The Hunters by Claire Messud

The Hunters by Claire Messud

Author:Claire Messud [Messud, Claire]
Language: eng
Format: epub
Publisher: Houghton Mifflin Harcourt


The Hunters

Hypocrite lecteur, mon semblable, mon frère.

—BAUDELAIRE

At one time not so very long ago, for reasons that would not be worth explaining, I found myself temporarily installed in a flat on the outer reaches of London's Maida Vale.
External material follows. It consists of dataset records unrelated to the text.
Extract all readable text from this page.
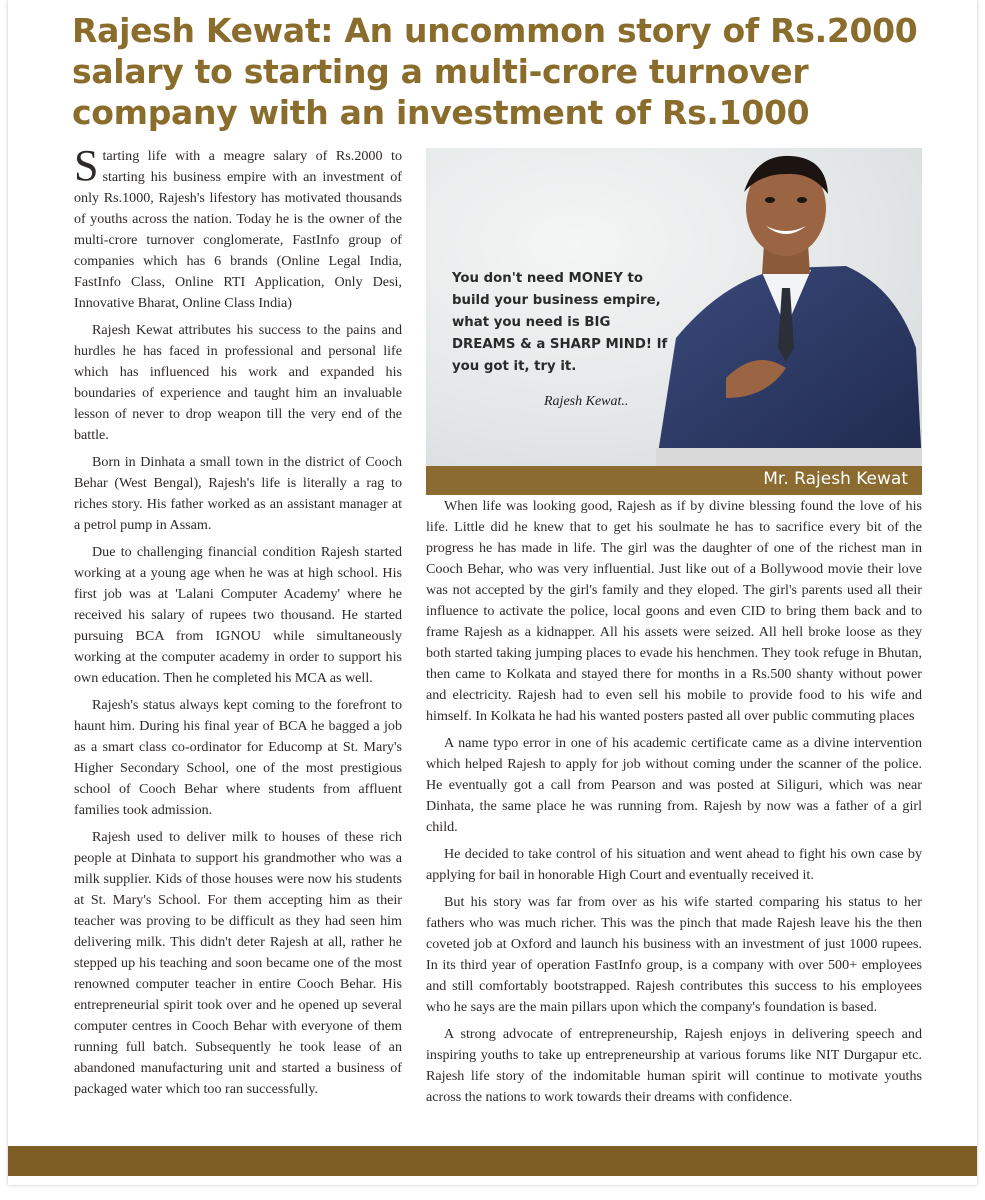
Rajesh Kewat: An uncommon story of Rs.2000 salary to starting a multi-crore turnover company with an investment of Rs.1000

Starting life with a meagre salary of Rs.2000 to starting his business empire with an investment of only Rs.1000, Rajesh's lifestory has motivated thousands of youths across the nation. Today he is the owner of the multi-crore turnover conglomerate, FastInfo group of companies which has 6 brands (Online Legal India, FastInfo Class, Online RTI Application, Only Desi, Innovative Bharat, Online Class India)

Rajesh Kewat attributes his success to the pains and hurdles he has faced in professional and personal life which has influenced his work and expanded his boundaries of experience and taught him an invaluable lesson of never to drop weapon till the very end of the battle.

Born in Dinhata a small town in the district of Cooch Behar (West Bengal), Rajesh's life is literally a rag to riches story. His father worked as an assistant manager at a petrol pump in Assam.

Due to challenging financial condition Rajesh started working at a young age when he was at high school. His first job was at 'Lalani Computer Academy' where he received his salary of rupees two thousand. He started pursuing BCA from IGNOU while simultaneously working at the computer academy in order to support his own education. Then he completed his MCA as well.

Rajesh's status always kept coming to the forefront to haunt him. During his final year of BCA he bagged a job as a smart class co-ordinator for Educomp at St. Mary's Higher Secondary School, one of the most prestigious school of Cooch Behar where students from affluent families took admission.

Rajesh used to deliver milk to houses of these rich people at Dinhata to support his grandmother who was a milk supplier. Kids of those houses were now his students at St. Mary's School. For them accepting him as their teacher was proving to be difficult as they had seen him delivering milk. This didn't deter Rajesh at all, rather he stepped up his teaching and soon became one of the most renowned computer teacher in entire Cooch Behar. His entrepreneurial spirit took over and he opened up several computer centres in Cooch Behar with everyone of them running full batch. Subsequently he took lease of an abandoned manufacturing unit and started a business of packaged water which too ran successfully.

You don't need MONEY to build your business empire, what you need is BIG DREAMS & a SHARP MIND! If you got it, try it.
Rajesh Kewat..
Mr. Rajesh Kewat

When life was looking good, Rajesh as if by divine blessing found the love of his life. Little did he knew that to get his soulmate he has to sacrifice every bit of the progress he has made in life. The girl was the daughter of one of the richest man in Cooch Behar, who was very influential. Just like out of a Bollywood movie their love was not accepted by the girl's family and they eloped. The girl's parents used all their influence to activate the police, local goons and even CID to bring them back and to frame Rajesh as a kidnapper. All his assets were seized. All hell broke loose as they both started taking jumping places to evade his henchmen. They took refuge in Bhutan, then came to Kolkata and stayed there for months in a Rs.500 shanty without power and electricity. Rajesh had to even sell his mobile to provide food to his wife and himself. In Kolkata he had his wanted posters pasted all over public commuting places

A name typo error in one of his academic certificate came as a divine intervention which helped Rajesh to apply for job without coming under the scanner of the police. He eventually got a call from Pearson and was posted at Siliguri, which was near Dinhata, the same place he was running from. Rajesh by now was a father of a girl child.

He decided to take control of his situation and went ahead to fight his own case by applying for bail in honorable High Court and eventually received it.

But his story was far from over as his wife started comparing his status to her fathers who was much richer. This was the pinch that made Rajesh leave his the then coveted job at Oxford and launch his business with an investment of just 1000 rupees. In its third year of operation FastInfo group, is a company with over 500+ employees and still comfortably bootstrapped. Rajesh contributes this success to his employees who he says are the main pillars upon which the company's foundation is based.

A strong advocate of entrepreneurship, Rajesh enjoys in delivering speech and inspiring youths to take up entrepreneurship at various forums like NIT Durgapur etc. Rajesh life story of the indomitable human spirit will continue to motivate youths across the nations to work towards their dreams with confidence.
The area would more honestly have been called Kilburn, but the estate agent doubtless feared that the exorbitant rent, calculated precisely to attract foreigners such as myself to her properties (on the misguided but dearly held principle that you get what you pay for), was frankly irreconcilable with the word "Kilburn," which evoked to the even superficially informed visitor teetering toothless Irishmen and snarling pit bull terriers looming against a backdrop of garish discount shops, fly-kissed butchers' displays and cratered pavement.
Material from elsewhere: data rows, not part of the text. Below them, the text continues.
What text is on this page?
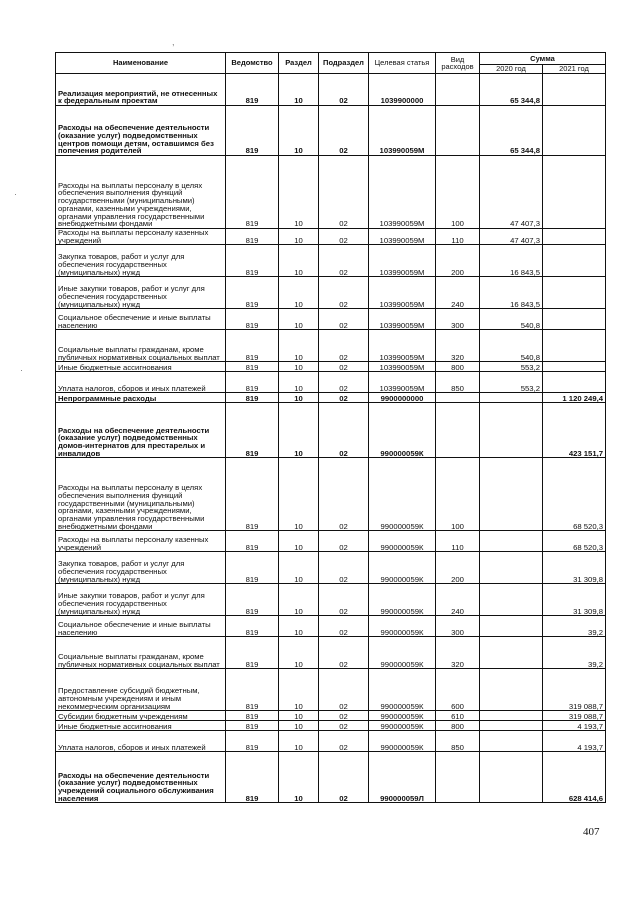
,
·
·
Наименование	Ведомство	Раздел	Подраздел	Целевая статья	Вид расходов	Сумма	
						2020 год	2021 год
Реализация мероприятий, не отнесенных к федеральным проектам	819	10	02	1039900000		65 344,8	
Расходы на обеспечение деятельности (оказание услуг) подведомственных центров помощи детям, оставшимся без попечения родителей	819	10	02	103990059М		65 344,8	
Расходы на выплаты персоналу в целях обеспечения выполнения функций государственными (муниципальными) органами, казенными учреждениями, органами управления государственными внебюджетными фондами	819	10	02	103990059М	100	47 407,3	
Расходы на выплаты персоналу казенных учреждений	819	10	02	103990059М	110	47 407,3	
Закупка товаров, работ и услуг для обеспечения государственных (муниципальных) нужд	819	10	02	103990059М	200	16 843,5	
Иные закупки товаров, работ и услуг для обеспечения государственных (муниципальных) нужд	819	10	02	103990059М	240	16 843,5	
Социальное обеспечение и иные выплаты населению	819	10	02	103990059М	300	540,8	
Социальные выплаты гражданам, кроме публичных нормативных социальных выплат	819	10	02	103990059М	320	540,8	
Иные бюджетные ассигнования	819	10	02	103990059М	800	553,2	
Уплата налогов, сборов и иных платежей	819	10	02	103990059М	850	553,2	
Непрограммные расходы	819	10	02	9900000000			1 120 249,4
Расходы на обеспечение деятельности (оказание услуг) подведомственных домов-интернатов для престарелых и инвалидов	819	10	02	990000059К			423 151,7
Расходы на выплаты персоналу в целях обеспечения выполнения функций государственными (муниципальными) органами, казенными учреждениями, органами управления государственными внебюджетными фондами	819	10	02	990000059К	100		68 520,3
Расходы на выплаты персоналу казенных учреждений	819	10	02	990000059К	110		68 520,3
Закупка товаров, работ и услуг для обеспечения государственных (муниципальных) нужд	819	10	02	990000059К	200		31 309,8
Иные закупки товаров, работ и услуг для обеспечения государственных (муниципальных) нужд	819	10	02	990000059К	240		31 309,8
Социальное обеспечение и иные выплаты населению	819	10	02	990000059К	300		39,2
Социальные выплаты гражданам, кроме публичных нормативных социальных выплат	819	10	02	990000059К	320		39,2
Предоставление субсидий бюджетным, автономным учреждениям и иным некоммерческим организациям	819	10	02	990000059К	600		319 088,7
Субсидии бюджетным учреждениям	819	10	02	990000059К	610		319 088,7
Иные бюджетные ассигнования	819	10	02	990000059К	800		4 193,7
Уплата налогов, сборов и иных платежей	819	10	02	990000059К	850		4 193,7
Расходы на обеспечение деятельности (оказание услуг) подведомственных учреждений социального обслуживания населения	819	10	02	990000059Л			628 414,6
407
This stereotypical view was not, entirely, unfounded, and had the estate agent so much as whispered the word "Kilburn" to me, I would doubtless have found the fluttering polyester scarves and soaped windows of the nearby High Road less quaint and more menacing than, in the event, I did. But when she showed me the flat—she was a shy girl of twenty-two or -three, with a perfectly groomed plait and a rash of red spots about her chin, which vulnerability somehow, seemingly (and falsely, as of course it transpired) rendered her incapable of dissimulation—I believed her when she said it was in Maida Vale and, having no idea where Kilburn was in relation to that Elysian field, or vale, indeed, and, it has to be said, misled by the sunlight glittering through the trees and by the newly painted portico, I failed even to bat an eye when we passed in front of the rather sordid establishment draped in green velvet called The New Kilburn Tandoori.
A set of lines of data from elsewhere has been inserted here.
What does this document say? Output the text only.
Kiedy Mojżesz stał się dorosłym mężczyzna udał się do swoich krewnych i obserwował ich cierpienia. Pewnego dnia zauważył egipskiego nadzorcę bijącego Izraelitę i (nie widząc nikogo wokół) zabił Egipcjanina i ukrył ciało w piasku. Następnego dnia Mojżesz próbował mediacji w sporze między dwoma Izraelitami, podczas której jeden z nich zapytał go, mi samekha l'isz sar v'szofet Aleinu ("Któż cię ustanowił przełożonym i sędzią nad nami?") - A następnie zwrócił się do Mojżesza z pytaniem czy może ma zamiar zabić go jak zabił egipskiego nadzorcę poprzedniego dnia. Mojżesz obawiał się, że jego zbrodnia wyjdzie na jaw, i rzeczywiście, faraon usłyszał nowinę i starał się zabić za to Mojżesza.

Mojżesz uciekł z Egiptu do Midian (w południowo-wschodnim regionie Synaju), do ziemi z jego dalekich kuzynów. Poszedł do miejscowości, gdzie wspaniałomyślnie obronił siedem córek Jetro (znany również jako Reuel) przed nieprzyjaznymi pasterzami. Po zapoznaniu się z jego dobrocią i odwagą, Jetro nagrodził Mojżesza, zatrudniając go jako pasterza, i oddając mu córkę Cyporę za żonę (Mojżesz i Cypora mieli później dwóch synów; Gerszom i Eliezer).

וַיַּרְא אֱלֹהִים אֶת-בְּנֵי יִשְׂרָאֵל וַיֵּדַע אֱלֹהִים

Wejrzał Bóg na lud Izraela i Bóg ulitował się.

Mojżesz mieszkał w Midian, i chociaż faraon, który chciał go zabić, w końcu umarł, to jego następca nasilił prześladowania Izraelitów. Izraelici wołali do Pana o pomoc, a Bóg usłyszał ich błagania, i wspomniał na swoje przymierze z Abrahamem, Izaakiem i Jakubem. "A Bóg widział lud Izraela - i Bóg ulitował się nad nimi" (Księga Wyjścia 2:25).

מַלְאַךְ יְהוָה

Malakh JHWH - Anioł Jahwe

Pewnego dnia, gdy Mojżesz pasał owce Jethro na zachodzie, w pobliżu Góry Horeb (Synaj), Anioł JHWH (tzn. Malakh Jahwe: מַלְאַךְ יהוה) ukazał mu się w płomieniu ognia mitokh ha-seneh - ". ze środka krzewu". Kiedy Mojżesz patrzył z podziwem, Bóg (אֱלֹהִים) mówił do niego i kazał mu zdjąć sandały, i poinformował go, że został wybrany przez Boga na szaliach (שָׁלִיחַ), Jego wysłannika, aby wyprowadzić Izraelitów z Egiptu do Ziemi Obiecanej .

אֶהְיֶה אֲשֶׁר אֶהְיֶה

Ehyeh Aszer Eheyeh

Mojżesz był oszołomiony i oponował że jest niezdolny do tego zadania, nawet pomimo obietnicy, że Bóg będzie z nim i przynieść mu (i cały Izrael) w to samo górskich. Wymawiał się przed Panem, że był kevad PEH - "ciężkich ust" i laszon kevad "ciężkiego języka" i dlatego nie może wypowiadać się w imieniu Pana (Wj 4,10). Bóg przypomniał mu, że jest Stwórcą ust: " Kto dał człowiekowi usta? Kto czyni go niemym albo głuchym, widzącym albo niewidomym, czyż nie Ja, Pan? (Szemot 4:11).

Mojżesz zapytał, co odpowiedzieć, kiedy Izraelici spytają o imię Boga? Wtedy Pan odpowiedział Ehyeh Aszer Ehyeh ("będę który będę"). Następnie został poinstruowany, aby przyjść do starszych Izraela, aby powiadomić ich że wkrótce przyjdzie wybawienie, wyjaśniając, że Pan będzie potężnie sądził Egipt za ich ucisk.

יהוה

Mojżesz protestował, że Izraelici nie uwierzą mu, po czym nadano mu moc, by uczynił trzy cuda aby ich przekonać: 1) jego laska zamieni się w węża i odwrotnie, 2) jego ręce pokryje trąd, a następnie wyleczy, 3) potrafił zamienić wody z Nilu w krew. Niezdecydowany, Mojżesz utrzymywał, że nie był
I admit it: I was foolish. I was taken in by the high rent. I had been looking for some days and was losing patience with my drab, ill-smelling and overpriced Paddington hotel. Besides which, the real estate agent told me—and this was her only out-and-out lie, but a significant one, which I hold against her and on account of which I wish upon her an eternal rash of spots—that the canal of Little Venice, that delicious and serene attraction which is sufficiently untouristed for each tourist to consider that he has discovered it for himself, and which was my primary reason for seeking a flat in Maida Vale rather than in Hampstead or Chelsea or in centrally located but oft-overlooked and quietly mournful Pimlico—she told me that the canal was but a few short blocks away. She may not have said "short." She certainly said "a few blocks." And it was only after signing the lease that I would discover I had to walk a good twenty arm-swinging minutes on the steamy pavement (it was summer, with my toes and fingers swelling and the diesel-drenched air blackening my mucus membranes), along the klaxon-riddled, drill-thrummed upper reaches of the Edgware Road (from just above, as we are frank, the moment where it becomes the Kilburn High Road) to reach the canal.